Modal analysis is the study of the dynamic properties of structures under vibrational excitation. In aircraft due to the lift load and the load due to mounting engine on the wing leads to vibration. The modal analysis uses the overall mass and stiffness property of the structure to find the various periods at which it will naturally resonate.

Computation of natural frequencies and natural mode shapes of a structure could be of great significance. They tell us at what frequencies the structure can be excited into resonant motion. In many cases, this information is sufficient for modifying the structural design in order to reduce noise and vibration. In addition, a dynamic interaction between a component and its supporting structure is very important because the component could cause structural damage or failure if its operating frequency is close to one of the natural frequencies of the structure.

So we proceed further and analyze the wing structure for different frequency modes. The mesh parameters and the boundary conditions for the problem would be same as of above. The analysis was performed to find the total deformation under 5 modes.

Total Deformation Mode 1:

 

mode 1 details

 

Total Deformation Mode 2:

 

mode 2 details

 

   

Total Deformation Mode 3:

 

mode 3 details

   

Total Deformation Mode 4:

 

mode 4 details

Total Deformation Mode 5:

 

mode 5 details

     

Natural Mode shapes and Frequencies:

 

S.No. Mode Shape Frequencies (Hz.)
1. 1 1.8002
2. 2 7.9148
3. 3 11.165
4. 4 18.249
5. 5 24.117

                                                                       Table: 3

Conclusion:

The natural frequencies and the natural mode shapes of five modes are obtained by the Computational Modal Analysis and they are presented in Table 3. All the natural mode shapes are shown from fig.5 to fig.9.
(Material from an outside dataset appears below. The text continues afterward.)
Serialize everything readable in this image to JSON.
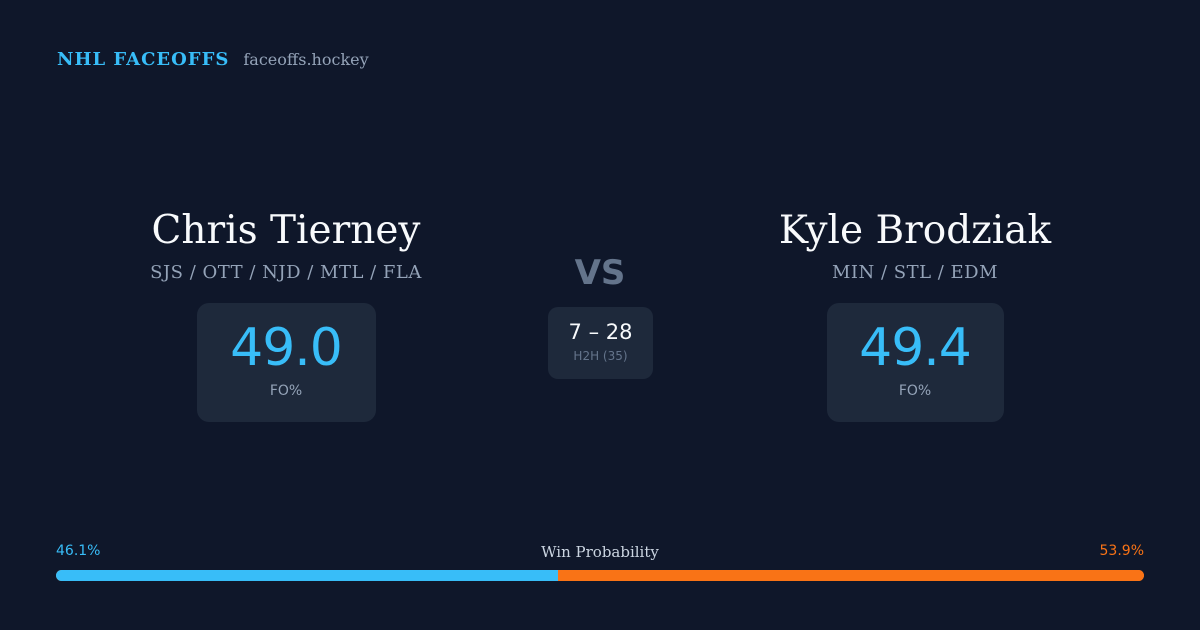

These results will be used in dynamic interaction between the wing and its supporting structures.

Final Deduction:

Static Structural and Modal analysis for the aircraft wing was carried out successfully, and it is observed that the wing structure is safe under the above loading conditions. Hence the design of the wing structure is validated.

Thus, the Design of the aircraft wing and its structural validation is done successfully.